In the case you illustrate above there is no need to return grid. The IGrid instance is passed by reference, so your projectModel reference will be updated with the changes you've made in the SetGrid method.
If you still want to return the argument, at least return IGrid, since it is already known that the argument is an IGrid.
In general, provide as much type information as you can when programming in a statically typed language/manner.
"Is this a common practice or should I avoid doing this ?"
This is not common practice. You should avoid doing this.
Functions that only modify the parameter passed in should not have return types. If causes a bit of confusion. In the current C# you could make the modifying function an extention method for better read-ability.
It causes an unnecisary cast of the return type. It's a performance decrease, which may not be noticable... but its still needless since you are casting from an interface, return that interface even if the object is different from the parameter passed in.
Returning object is confusing to users of the function. Lets say the function created a copy and returned a copy... you would still want to return the interface passed in so that people using the function know "hey i'm getting an IGrid back." instead of having to figure out what type is being returned on thier own. The less you make your team mates think about stuff like this the better, for you and them.

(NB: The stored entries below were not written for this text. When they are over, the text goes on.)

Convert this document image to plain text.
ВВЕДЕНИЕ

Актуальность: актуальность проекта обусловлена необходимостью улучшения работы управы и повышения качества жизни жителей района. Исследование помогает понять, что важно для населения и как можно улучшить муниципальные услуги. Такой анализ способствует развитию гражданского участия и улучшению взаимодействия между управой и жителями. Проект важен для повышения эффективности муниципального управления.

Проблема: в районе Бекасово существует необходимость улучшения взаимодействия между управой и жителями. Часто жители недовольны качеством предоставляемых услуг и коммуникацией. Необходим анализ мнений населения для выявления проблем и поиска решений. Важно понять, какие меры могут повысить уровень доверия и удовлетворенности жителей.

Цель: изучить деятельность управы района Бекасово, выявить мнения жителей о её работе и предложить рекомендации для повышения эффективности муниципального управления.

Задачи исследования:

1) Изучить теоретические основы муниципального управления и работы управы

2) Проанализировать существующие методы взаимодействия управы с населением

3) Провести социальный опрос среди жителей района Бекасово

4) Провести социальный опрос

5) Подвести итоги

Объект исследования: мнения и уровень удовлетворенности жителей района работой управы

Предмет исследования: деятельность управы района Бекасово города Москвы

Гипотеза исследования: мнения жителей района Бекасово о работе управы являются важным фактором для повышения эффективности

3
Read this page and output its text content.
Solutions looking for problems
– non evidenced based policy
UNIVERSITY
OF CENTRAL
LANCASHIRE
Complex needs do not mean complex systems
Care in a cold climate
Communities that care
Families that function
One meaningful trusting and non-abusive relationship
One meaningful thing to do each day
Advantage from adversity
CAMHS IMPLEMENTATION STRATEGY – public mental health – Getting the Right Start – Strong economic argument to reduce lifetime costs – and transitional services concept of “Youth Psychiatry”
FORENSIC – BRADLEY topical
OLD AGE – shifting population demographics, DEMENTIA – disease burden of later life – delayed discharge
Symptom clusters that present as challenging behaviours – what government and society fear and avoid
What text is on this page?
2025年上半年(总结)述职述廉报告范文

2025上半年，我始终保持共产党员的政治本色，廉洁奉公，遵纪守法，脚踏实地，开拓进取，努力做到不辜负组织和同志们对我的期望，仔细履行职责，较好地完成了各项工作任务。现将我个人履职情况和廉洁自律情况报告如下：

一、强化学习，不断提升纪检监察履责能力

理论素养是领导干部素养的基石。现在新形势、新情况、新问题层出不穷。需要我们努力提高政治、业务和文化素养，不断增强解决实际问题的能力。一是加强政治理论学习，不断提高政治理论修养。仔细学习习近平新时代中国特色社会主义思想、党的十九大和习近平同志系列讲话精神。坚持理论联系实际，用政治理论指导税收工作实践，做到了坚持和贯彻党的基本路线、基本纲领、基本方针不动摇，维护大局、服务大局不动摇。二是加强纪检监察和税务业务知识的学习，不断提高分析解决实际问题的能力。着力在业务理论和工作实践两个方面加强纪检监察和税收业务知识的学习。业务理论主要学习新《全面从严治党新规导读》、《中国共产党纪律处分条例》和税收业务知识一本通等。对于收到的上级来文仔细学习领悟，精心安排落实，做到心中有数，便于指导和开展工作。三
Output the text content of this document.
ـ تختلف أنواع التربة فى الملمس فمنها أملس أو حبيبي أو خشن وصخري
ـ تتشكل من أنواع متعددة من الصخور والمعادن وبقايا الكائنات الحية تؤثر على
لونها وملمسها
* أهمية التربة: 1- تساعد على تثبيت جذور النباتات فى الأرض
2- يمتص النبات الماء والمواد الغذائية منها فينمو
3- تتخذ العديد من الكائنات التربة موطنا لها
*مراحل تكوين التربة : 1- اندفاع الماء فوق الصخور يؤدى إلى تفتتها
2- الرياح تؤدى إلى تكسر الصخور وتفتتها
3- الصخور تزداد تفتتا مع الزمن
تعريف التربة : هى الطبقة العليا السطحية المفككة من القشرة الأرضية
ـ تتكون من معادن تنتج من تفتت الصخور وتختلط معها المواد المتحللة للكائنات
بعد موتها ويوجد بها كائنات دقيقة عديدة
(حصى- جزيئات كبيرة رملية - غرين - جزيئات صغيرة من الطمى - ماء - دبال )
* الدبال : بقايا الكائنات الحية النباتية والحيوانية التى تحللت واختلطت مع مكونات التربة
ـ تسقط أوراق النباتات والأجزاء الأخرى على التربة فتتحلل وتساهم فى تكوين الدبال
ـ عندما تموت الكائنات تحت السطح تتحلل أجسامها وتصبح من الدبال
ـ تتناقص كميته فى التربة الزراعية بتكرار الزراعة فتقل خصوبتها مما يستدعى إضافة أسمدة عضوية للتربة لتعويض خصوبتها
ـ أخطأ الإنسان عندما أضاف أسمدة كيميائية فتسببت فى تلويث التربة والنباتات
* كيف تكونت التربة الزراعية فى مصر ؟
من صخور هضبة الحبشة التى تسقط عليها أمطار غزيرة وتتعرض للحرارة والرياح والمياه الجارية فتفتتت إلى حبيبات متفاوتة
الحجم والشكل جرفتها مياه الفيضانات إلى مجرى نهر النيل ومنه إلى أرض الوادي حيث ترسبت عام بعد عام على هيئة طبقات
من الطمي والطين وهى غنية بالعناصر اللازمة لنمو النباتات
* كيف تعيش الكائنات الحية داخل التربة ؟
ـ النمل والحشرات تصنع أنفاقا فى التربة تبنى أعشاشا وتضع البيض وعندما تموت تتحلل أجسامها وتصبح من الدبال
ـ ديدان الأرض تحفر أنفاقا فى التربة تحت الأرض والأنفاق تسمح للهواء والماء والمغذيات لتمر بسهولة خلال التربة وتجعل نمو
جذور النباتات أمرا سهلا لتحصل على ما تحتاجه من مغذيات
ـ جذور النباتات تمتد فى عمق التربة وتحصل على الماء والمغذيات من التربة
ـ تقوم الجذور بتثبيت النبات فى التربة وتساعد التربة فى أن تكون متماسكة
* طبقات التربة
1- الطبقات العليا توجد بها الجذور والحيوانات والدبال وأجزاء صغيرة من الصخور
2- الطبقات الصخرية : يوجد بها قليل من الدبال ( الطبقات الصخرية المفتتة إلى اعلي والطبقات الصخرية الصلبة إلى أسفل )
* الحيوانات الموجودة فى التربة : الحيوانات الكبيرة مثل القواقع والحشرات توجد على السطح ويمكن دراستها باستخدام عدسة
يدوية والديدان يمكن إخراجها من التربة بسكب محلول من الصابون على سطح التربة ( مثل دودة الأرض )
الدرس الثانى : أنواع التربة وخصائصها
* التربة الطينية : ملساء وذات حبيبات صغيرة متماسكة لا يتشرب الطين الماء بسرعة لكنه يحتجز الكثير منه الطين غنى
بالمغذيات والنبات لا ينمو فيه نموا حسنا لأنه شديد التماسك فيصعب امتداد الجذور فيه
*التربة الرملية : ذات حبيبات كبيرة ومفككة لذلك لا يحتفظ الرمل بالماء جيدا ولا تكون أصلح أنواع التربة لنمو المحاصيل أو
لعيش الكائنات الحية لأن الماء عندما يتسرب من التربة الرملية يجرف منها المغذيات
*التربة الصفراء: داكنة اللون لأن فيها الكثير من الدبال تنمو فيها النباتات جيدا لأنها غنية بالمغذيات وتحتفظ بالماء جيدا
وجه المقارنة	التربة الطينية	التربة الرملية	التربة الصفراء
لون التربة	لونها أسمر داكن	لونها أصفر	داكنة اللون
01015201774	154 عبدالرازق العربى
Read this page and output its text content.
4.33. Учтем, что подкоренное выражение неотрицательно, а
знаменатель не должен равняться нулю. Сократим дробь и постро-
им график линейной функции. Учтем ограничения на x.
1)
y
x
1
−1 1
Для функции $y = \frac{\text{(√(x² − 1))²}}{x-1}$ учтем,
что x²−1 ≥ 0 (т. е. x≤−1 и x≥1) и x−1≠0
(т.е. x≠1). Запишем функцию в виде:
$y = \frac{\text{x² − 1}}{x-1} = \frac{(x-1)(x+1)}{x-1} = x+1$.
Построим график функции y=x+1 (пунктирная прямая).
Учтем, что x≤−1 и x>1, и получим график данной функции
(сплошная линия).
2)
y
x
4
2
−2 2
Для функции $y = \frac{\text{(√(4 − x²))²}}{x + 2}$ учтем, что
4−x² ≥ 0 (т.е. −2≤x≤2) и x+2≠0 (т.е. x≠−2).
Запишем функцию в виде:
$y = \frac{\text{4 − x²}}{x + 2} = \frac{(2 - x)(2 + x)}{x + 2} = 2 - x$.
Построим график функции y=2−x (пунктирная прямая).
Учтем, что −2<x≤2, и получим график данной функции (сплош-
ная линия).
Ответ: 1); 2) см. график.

This is a very weird example because SetGrid doesn't seem to do a lot of things other than setting some defaults. You are also letting the code perform manipulation on the object that could very well do that by itself. Meaning IGrid and ProjectModel could be refactored to this:
public interface IGrid {
// ...
public void setDefaults();
// ...
}
public class ProjectModel : IGrid {
// ...
public void setDefaults() {
PagerHelper.SetPage(1, 10);
SortHelper.SetSort(SortOperator.Ascending);
PagerHelper.RecordsPerPage = 10;
}
// ...
}
Using this refactoring you only need perform the same with this:
myProjectModel.setDefaults();
You could also create an abstract base class that implements IGrid that implements the setDefaults() method and let ProjectModel extend the abstract class.
what about the SOLID principles ? Concretely the Single Responsibility Principle. The class is in the first place something like a DTO. – user137348
I'm exercising the Interface Segregation Principle out of the SOLID principles here, to hide the implementation from the client of the class. I.e. so the client doesn't have to access the internals of the class it is using or else it is a violation of Principle of Least Knowledge.
Single Responsibility Principle (SRP) only tells that a class should only have one reason to change which is a very vague restriction since a change can be as narrow and broad as you want it to be.
I believe it is okay to put some configuration logic in a parameter class if it is small enough. Otherwise I'd put it all in a factory class. The reason I suggest this solution is because IGrid seems to have reference to PagerHelper and SortHelper that seem to be mutators for IGrid.
So I find it odd that you mention the class being a DTO. A DTO from a purist sense shouldn't have logic in it other than accessors (i.e. getter methods) which makes it strange that ProjectModel itself has references to PagerHelper and SortHelper which I assume can mutate it (i.e. they're setters). If you really want SRP the "helpers" should be in a factory class that creates the IGrid/ProjectModel instance.
Your grid is an IGrid, why not return IGrid?